Patients with newly diagnosed AL amyloidosis and kidney involvement which was proved by renal biopsy in Beijing Union Medical College Hospital from January 1, 2002 to December 31, 2017 were included. Demographic characteristics and clinical features were summarized. Cases diagnosed after 2011 were followed up. A comparative analysis of the baseline condition and prognosis was made between primary and secondary amyloidosis, κ and λtype. Two renal staging system were proposed in 2014 and 2017, based on proteinuria (24hUP>5g/d) and eGFR (<50ml/min/1.73m2) or 24hUP/eGFR at diagnosis. Patients were divided into renal stage I-III and renal stage 1-3 respectively by two criteria.The baseline conditions and renal outcomes were analyzed and compared to evaluate the prognostic value of the two systems.

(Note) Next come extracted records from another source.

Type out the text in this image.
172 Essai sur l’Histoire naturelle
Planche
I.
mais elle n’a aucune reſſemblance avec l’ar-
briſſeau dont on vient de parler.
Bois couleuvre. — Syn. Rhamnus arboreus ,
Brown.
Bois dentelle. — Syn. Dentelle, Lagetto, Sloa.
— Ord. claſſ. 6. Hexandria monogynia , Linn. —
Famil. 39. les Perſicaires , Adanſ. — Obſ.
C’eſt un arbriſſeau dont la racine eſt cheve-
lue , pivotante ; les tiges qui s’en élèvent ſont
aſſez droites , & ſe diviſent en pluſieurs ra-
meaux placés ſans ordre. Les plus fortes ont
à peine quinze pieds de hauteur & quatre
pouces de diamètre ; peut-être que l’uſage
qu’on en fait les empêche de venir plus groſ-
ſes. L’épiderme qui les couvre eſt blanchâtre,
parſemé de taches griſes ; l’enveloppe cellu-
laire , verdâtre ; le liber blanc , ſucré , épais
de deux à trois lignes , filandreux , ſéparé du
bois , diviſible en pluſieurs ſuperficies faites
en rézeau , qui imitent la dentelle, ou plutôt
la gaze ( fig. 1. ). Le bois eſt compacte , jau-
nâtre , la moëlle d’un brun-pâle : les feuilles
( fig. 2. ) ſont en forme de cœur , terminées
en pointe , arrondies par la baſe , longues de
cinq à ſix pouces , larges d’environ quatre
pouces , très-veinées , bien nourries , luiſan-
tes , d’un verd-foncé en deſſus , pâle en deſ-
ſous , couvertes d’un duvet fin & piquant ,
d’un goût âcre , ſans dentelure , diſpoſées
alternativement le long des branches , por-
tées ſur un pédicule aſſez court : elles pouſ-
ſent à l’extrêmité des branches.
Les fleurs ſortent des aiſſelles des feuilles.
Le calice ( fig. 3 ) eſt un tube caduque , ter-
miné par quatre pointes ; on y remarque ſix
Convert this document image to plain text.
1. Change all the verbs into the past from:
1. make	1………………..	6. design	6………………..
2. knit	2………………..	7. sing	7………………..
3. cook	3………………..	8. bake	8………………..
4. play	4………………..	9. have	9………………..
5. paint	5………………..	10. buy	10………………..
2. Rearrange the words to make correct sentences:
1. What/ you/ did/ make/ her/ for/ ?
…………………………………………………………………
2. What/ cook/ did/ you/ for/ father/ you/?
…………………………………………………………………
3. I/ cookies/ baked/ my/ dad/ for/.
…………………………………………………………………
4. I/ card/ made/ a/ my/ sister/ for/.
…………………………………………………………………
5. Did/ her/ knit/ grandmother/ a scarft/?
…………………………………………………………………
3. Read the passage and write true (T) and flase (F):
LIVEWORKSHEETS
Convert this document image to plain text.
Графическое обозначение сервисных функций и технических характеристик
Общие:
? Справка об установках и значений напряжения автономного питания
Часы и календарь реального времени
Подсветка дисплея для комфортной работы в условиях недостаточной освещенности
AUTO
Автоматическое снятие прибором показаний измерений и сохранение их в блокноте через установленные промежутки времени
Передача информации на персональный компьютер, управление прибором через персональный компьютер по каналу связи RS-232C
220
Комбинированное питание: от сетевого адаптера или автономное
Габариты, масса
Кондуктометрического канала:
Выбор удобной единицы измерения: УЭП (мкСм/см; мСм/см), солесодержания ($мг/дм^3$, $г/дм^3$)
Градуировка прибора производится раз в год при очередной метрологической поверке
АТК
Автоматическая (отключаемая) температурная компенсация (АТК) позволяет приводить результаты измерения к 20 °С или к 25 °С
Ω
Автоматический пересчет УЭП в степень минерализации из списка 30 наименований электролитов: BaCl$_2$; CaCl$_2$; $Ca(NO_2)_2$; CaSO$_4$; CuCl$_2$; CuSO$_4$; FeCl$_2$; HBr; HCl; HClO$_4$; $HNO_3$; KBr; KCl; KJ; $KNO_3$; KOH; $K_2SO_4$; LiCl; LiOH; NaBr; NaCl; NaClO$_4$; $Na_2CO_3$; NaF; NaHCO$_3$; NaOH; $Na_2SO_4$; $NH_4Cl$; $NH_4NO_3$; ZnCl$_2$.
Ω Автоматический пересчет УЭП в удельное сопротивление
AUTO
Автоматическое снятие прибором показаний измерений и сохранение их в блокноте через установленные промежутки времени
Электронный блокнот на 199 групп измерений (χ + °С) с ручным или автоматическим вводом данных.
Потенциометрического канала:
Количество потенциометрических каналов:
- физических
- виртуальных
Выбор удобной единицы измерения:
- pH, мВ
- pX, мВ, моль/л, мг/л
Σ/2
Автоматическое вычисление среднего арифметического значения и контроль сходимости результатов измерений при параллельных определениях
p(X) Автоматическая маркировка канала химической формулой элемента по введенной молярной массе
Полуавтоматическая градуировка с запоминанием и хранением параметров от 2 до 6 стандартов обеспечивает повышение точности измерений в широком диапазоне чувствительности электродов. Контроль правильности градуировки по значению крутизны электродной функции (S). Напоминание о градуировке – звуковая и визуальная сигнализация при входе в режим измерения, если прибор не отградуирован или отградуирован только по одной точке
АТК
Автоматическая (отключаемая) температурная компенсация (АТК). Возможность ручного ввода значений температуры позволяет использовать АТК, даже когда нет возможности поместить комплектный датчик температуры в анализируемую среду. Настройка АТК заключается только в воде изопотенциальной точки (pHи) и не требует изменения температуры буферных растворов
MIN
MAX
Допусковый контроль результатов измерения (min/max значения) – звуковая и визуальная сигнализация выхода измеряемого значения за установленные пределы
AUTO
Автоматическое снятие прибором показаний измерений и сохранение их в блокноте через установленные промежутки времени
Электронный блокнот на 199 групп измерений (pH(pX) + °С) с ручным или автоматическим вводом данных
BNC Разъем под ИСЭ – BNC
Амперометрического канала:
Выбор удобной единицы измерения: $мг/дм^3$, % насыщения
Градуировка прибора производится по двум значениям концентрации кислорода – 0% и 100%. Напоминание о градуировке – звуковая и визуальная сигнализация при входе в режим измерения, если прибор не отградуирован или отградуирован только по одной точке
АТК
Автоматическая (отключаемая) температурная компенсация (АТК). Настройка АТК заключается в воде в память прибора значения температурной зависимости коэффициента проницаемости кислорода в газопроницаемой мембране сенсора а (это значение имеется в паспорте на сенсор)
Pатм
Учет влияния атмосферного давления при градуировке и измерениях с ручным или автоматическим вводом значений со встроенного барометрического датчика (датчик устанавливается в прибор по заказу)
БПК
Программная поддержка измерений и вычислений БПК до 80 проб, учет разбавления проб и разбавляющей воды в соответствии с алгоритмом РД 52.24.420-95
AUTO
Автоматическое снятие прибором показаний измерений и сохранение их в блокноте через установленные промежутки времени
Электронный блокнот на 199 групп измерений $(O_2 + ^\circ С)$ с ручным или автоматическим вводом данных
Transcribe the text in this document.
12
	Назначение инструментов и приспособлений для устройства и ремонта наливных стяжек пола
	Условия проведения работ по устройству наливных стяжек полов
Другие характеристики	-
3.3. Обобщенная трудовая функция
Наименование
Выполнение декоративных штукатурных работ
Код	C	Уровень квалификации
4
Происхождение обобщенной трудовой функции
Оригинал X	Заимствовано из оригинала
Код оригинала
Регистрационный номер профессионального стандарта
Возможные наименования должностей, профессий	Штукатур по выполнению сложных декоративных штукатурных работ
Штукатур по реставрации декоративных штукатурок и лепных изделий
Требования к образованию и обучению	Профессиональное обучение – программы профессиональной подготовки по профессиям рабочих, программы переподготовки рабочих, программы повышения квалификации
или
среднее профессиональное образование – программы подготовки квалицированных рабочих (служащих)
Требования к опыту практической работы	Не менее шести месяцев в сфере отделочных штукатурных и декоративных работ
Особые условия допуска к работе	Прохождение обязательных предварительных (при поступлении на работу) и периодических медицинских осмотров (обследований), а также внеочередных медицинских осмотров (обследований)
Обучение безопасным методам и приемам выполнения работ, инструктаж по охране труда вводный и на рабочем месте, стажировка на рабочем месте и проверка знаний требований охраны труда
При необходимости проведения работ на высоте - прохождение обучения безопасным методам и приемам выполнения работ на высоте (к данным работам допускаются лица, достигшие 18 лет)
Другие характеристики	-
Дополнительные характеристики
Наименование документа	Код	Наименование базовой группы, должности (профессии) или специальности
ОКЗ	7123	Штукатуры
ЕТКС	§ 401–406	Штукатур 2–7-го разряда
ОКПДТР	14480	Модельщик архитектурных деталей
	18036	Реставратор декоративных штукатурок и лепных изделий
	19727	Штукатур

A total of 76 cases were included. All cases had renal involvement. 44 cases were followed up. 49 cases (64.5%) showed nephrotic syndrome, and 28 cases (36.8%) showed renal insufficiency at the time of diagnosis. There was no significant difference in clinical features, organ involvement renal outcome and survival between κ and λ cases, primary AL amyloidosis and AL amyloidosis secondary to multiple myeloma(MM). The renal staging system based on 24hUP and eGFR were validated. There was a significant difference in renal outcome among renal stage I-III (p=0.003). Based on the 24hUP/eGFR system, there was no ESRD in both stage 1 and stage 2. A significant difference was seen between phase 3 and two other stages (p=0.008).


The clinical manifestations, renal outcome, and survival of AL amyloidosis are not affected by primary or secondary to MM, and different type of light chain. For the first time, the prognostic value of renal staging system based on 24hUP and eGFR was validated in Asian populations, which is of great significance in guiding clinical treatment.